Baron Cain era un hombre peligrosamente apuesto con el pelo rubio leonado, una nariz cincelada y ojos grises que daban a su rostro el aspecto de un hombre temerario que vivía al límite. También estaba aburrido. Aunque Dora Van Ness era hermosa y sexualmente aventurera, estaba arrepentido de haberla invitado a cenar. No estaba de humor para escuchar su estúpida charla. Sabía que estaba preparada, pero siguió bebiendo tranquilamente su brandy. Estaba con las mujeres según sus términos, no los de ellas, y un brandy con tanta solera no se podía beber deprisa.

El anterior propietario de la casa tenía una excelente bodega en el sótano cuyo contenido junto con la casa había conseguido Cain gracias a sus nervios de acero y una pareja de reyes. Cogió un fino puro de un bote de madera que el ama de llaves había dejado para él en la mesa, cortó el final y lo encendió. En pocas horas debía estar en uno de los exclusivos clubs de Nueva York para lo que se auguraba una partida de póker con apuestas elevadas. Antes de eso, probaría los encantos íntimos de Dora.

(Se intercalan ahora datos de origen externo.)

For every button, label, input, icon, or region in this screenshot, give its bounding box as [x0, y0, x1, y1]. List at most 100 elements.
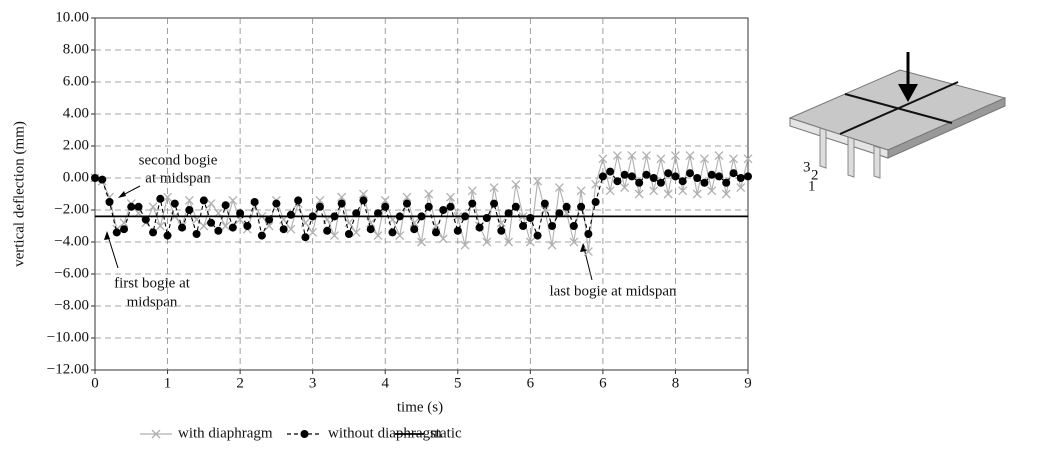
- marker: [642, 170, 651, 179]
- marker: [649, 174, 658, 182]
- marker-stroke: [315, 195, 325, 205]
- marker: [358, 189, 368, 199]
- marker: [184, 195, 194, 205]
- marker: [105, 198, 114, 206]
- annotation-arrow: [107, 235, 119, 269]
- marker: [649, 186, 659, 196]
- marker: [178, 223, 187, 232]
- marker-stroke: [402, 192, 412, 202]
- marker: [380, 195, 390, 205]
- marker: [722, 178, 731, 187]
- y-tick-label: 2.00: [63, 137, 89, 153]
- marker-stroke: [308, 227, 318, 237]
- marker: [743, 154, 753, 164]
- marker: [221, 221, 231, 231]
- marker-stroke: [707, 186, 717, 196]
- marker: [149, 228, 158, 237]
- marker-stroke: [409, 218, 419, 228]
- axis-label: 2: [811, 167, 819, 183]
- marker: [228, 223, 237, 232]
- marker: [467, 186, 477, 196]
- marker: [344, 230, 353, 238]
- marker: [395, 231, 405, 241]
- marker: [286, 224, 296, 234]
- marker-stroke: [489, 183, 499, 193]
- marker: [475, 223, 484, 232]
- marker: [547, 240, 557, 250]
- bridge-inset: 3 2 1: [788, 52, 1007, 194]
- marker: [525, 237, 535, 247]
- marker-stroke: [649, 186, 659, 196]
- annotation: at midspan: [145, 170, 211, 186]
- marker-stroke: [329, 231, 339, 241]
- annotation: midspan: [127, 294, 178, 310]
- marker: [714, 172, 723, 181]
- marker: [300, 430, 309, 438]
- marker: [323, 226, 332, 235]
- marker: [453, 226, 462, 235]
- marker-stroke: [554, 183, 564, 193]
- y-tick-label: 6.00: [63, 73, 89, 89]
- marker: [736, 183, 746, 193]
- marker: [329, 231, 339, 241]
- marker-stroke: [641, 151, 651, 161]
- marker-stroke: [540, 205, 550, 215]
- marker-stroke: [729, 154, 738, 164]
- girder: [873, 145, 881, 179]
- marker: [497, 226, 506, 235]
- marker: [214, 226, 223, 235]
- marker: [663, 189, 673, 199]
- marker: [98, 175, 107, 184]
- marker: [526, 214, 535, 222]
- marker: [446, 192, 455, 202]
- marker: [156, 194, 165, 203]
- y-tick-label: 4.00: [63, 105, 89, 121]
- marker-stroke: [221, 221, 231, 231]
- marker: [598, 154, 608, 164]
- marker: [533, 231, 542, 240]
- marker-stroke: [714, 151, 724, 161]
- marker: [707, 186, 717, 196]
- marker: [562, 202, 571, 211]
- marker: [605, 186, 615, 196]
- y-tick-label: 8.00: [63, 41, 89, 57]
- marker: [598, 172, 607, 181]
- marker-stroke: [605, 186, 615, 196]
- marker: [446, 202, 455, 211]
- marker: [185, 206, 194, 214]
- marker-stroke: [678, 186, 688, 196]
- marker: [272, 199, 281, 208]
- marker-stroke: [344, 218, 354, 228]
- legend-label: without diaphragm: [328, 425, 442, 441]
- marker: [729, 169, 738, 178]
- x-tick-label: 6: [527, 375, 535, 391]
- marker: [692, 189, 702, 199]
- marker-stroke: [736, 183, 746, 193]
- marker: [151, 429, 161, 439]
- marker: [432, 228, 441, 237]
- marker: [438, 234, 448, 244]
- marker: [736, 174, 745, 182]
- marker: [257, 231, 266, 240]
- marker: [685, 151, 695, 161]
- marker: [511, 179, 521, 189]
- x-tick-label: 5: [454, 375, 462, 391]
- marker: [606, 167, 615, 176]
- marker-stroke: [656, 154, 666, 164]
- marker: [279, 225, 288, 234]
- marker-stroke: [685, 151, 695, 161]
- marker: [221, 201, 230, 210]
- marker: [207, 218, 216, 227]
- marker: [700, 178, 709, 187]
- marker: [504, 237, 514, 247]
- marker: [373, 231, 383, 241]
- load-arrowhead: [898, 84, 918, 102]
- marker: [424, 189, 434, 199]
- marker: [286, 210, 295, 219]
- marker-stroke: [700, 154, 709, 164]
- marker: [591, 198, 600, 206]
- marker: [533, 176, 543, 186]
- marker: [402, 192, 412, 202]
- marker-stroke: [504, 237, 514, 247]
- marker: [351, 227, 361, 237]
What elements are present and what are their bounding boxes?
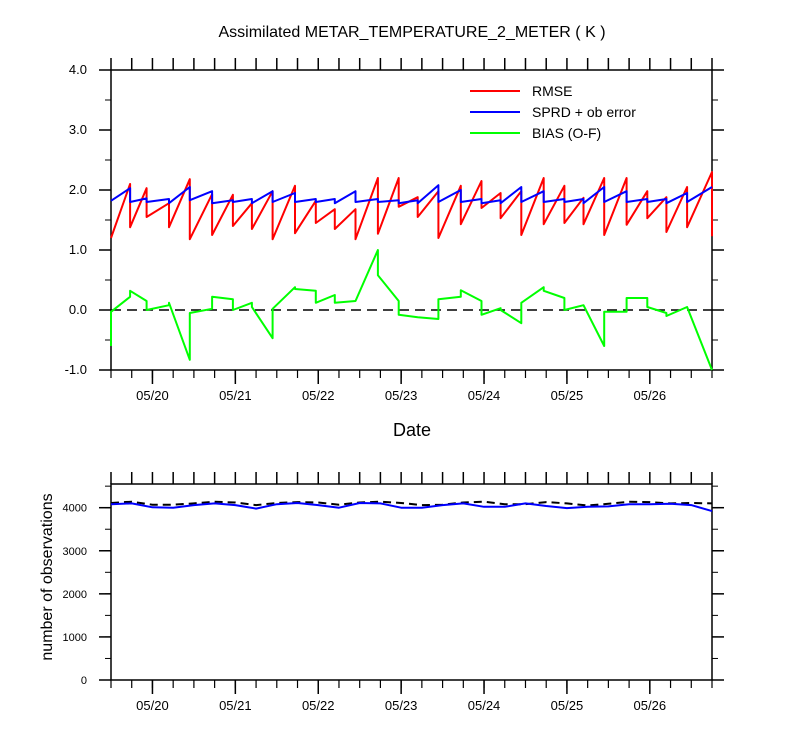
legend-label-bias-o-f: BIAS (O-F) [532,125,601,141]
series-line-bias-o-f [110,249,713,371]
series-line-rmse [110,171,713,241]
x-tick-label: 05/21 [219,698,252,713]
bottom-plot-area: 05/20 05/21 05/22 05/23 05/24 05/25 05/26 0 1000… [63,472,724,713]
y-axis-label-observations: number of observations [39,493,56,660]
series-line-used [110,502,713,513]
x-tick-label: 05/20 [136,388,169,403]
x-tick-label: 05/25 [551,388,584,403]
legend-label-sprd-ob-error: SPRD + ob error [532,104,636,120]
y-tick-label: 3000 [63,546,87,558]
x-tick-label: 05/25 [551,698,584,713]
y-tick-label: 1.0 [69,242,87,257]
x-axis-label: Date [393,420,431,440]
x-tick-label: 05/24 [468,698,501,713]
x-tick-label: 05/21 [219,388,252,403]
y-tick-label: 0.0 [69,302,87,317]
legend: RMSE SPRD + ob error BIAS (O-F) [470,83,636,141]
plot-frame [110,483,713,681]
x-tick-label: 05/22 [302,388,335,403]
legend-label-rmse: RMSE [532,83,572,99]
x-tick-label: 05/22 [302,698,335,713]
y-tick-label: 0 [81,675,87,687]
x-tick-label: 05/26 [634,698,667,713]
y-tick-label: 4000 [63,503,87,515]
y-tick-label: 3.0 [69,122,87,137]
series-line-possible [110,500,713,507]
y-tick-label: 1000 [63,632,87,644]
y-tick-label: 2000 [63,589,87,601]
x-tick-label: 05/23 [385,698,418,713]
x-tick-label: 05/24 [468,388,501,403]
chart-title: Assimilated METAR_TEMPERATURE_2_METER ( … [218,24,605,41]
y-tick-label: 2.0 [69,182,87,197]
x-tick-label: 05/20 [136,698,169,713]
y-tick-label: -1.0 [65,362,87,377]
series-line-sprd-ob-error [110,184,713,205]
y-tick-label: 4.0 [69,62,87,77]
x-tick-label: 05/23 [385,388,418,403]
x-tick-label: 05/26 [634,388,667,403]
top-plot-area: 05/20 05/21 05/22 05/23 05/24 05/25 05/26 4.0 3.… [65,58,724,403]
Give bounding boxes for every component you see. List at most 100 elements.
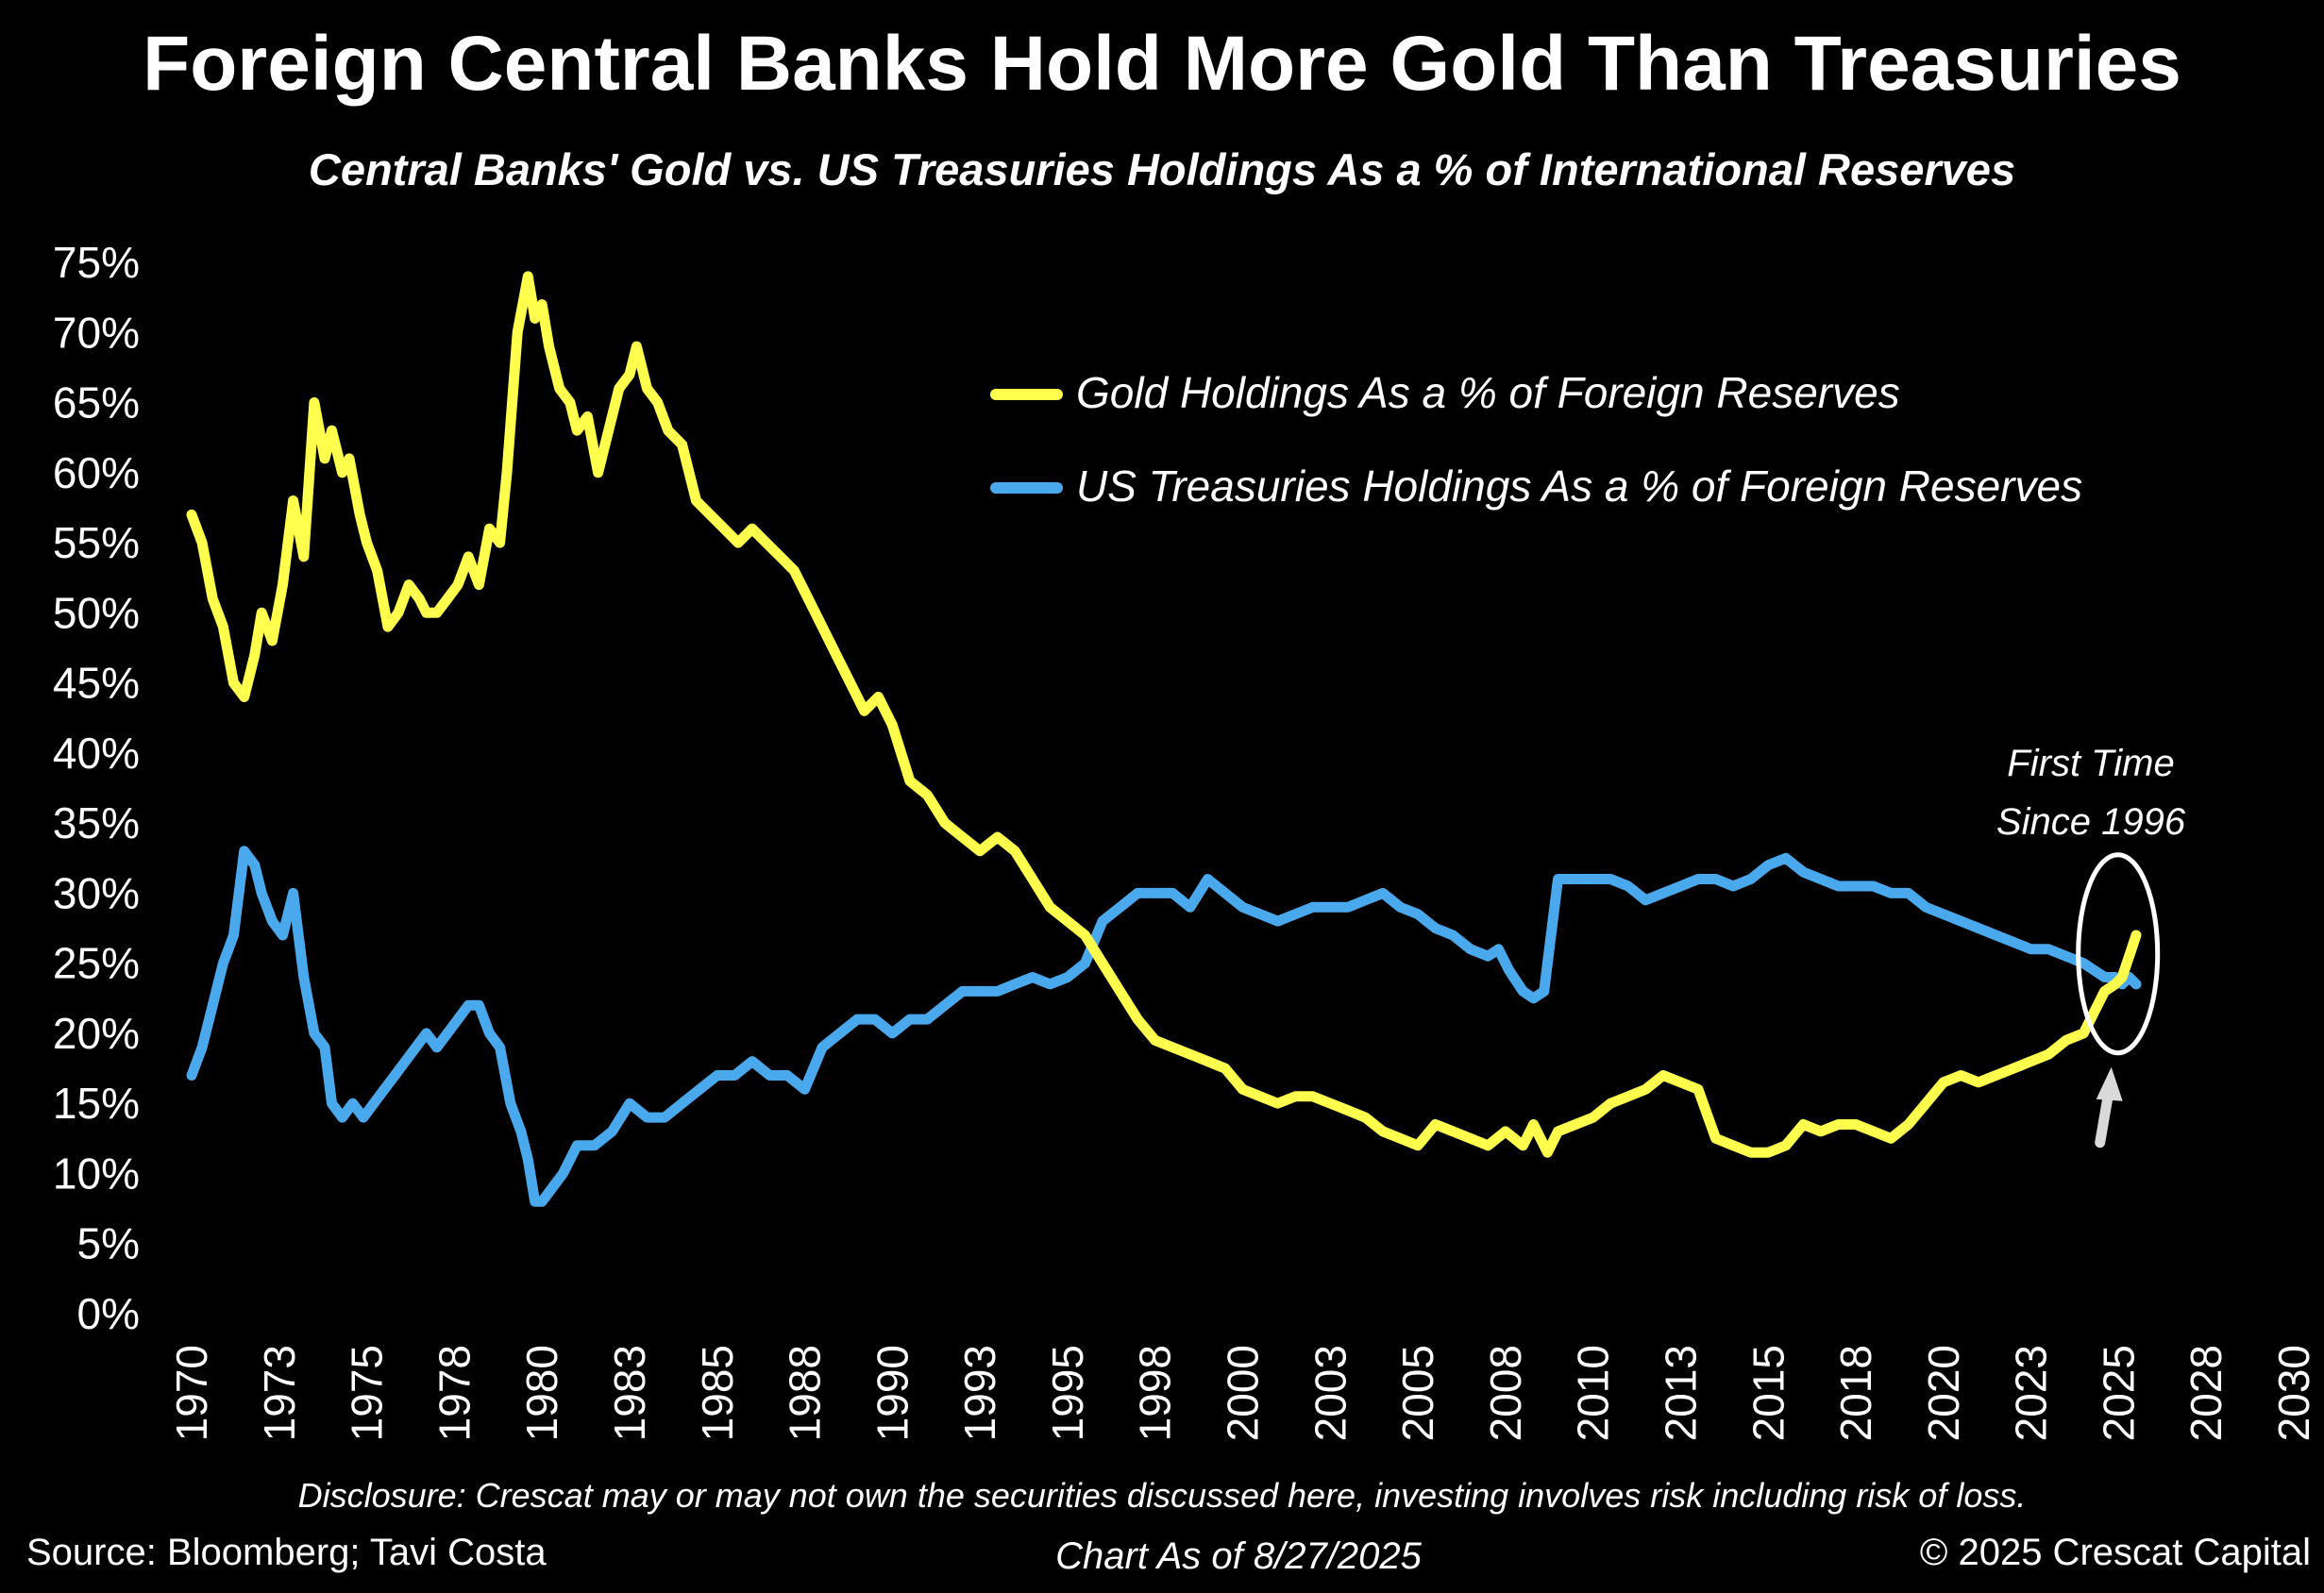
data-point [592,1143,597,1148]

Mientras se inclinaba para atrás en su silla, la vio mirar persistentemente la cicatriz que desfiguraba el dorso de su mano derecha. Era una de tantas que acumulaba, y todas y cada una parecían encantarla.

– No creo que hayas escuchado una sola palabra de lo que te he dicho esta noche, Baron -se lamió los labios, y le sonrió astutamente.

Cain sabía que las mujeres lo encontraban atractivo, pero no le interesaba demasiado, y tampoco le enorgullecía. Según él lo veía, su cara era una maldición más. La herencia de un padre de voluntad débil y una madre que se abría de piernas para cualquier cosa que llevara pantalones.

Tenía catorce años la primera vez que fue consciente de las miradas de las mujeres, y había disfrutado con la atención. Pero ahora, doce años más tarde, había tenido demasiadas mujeres, y ya se había cansado.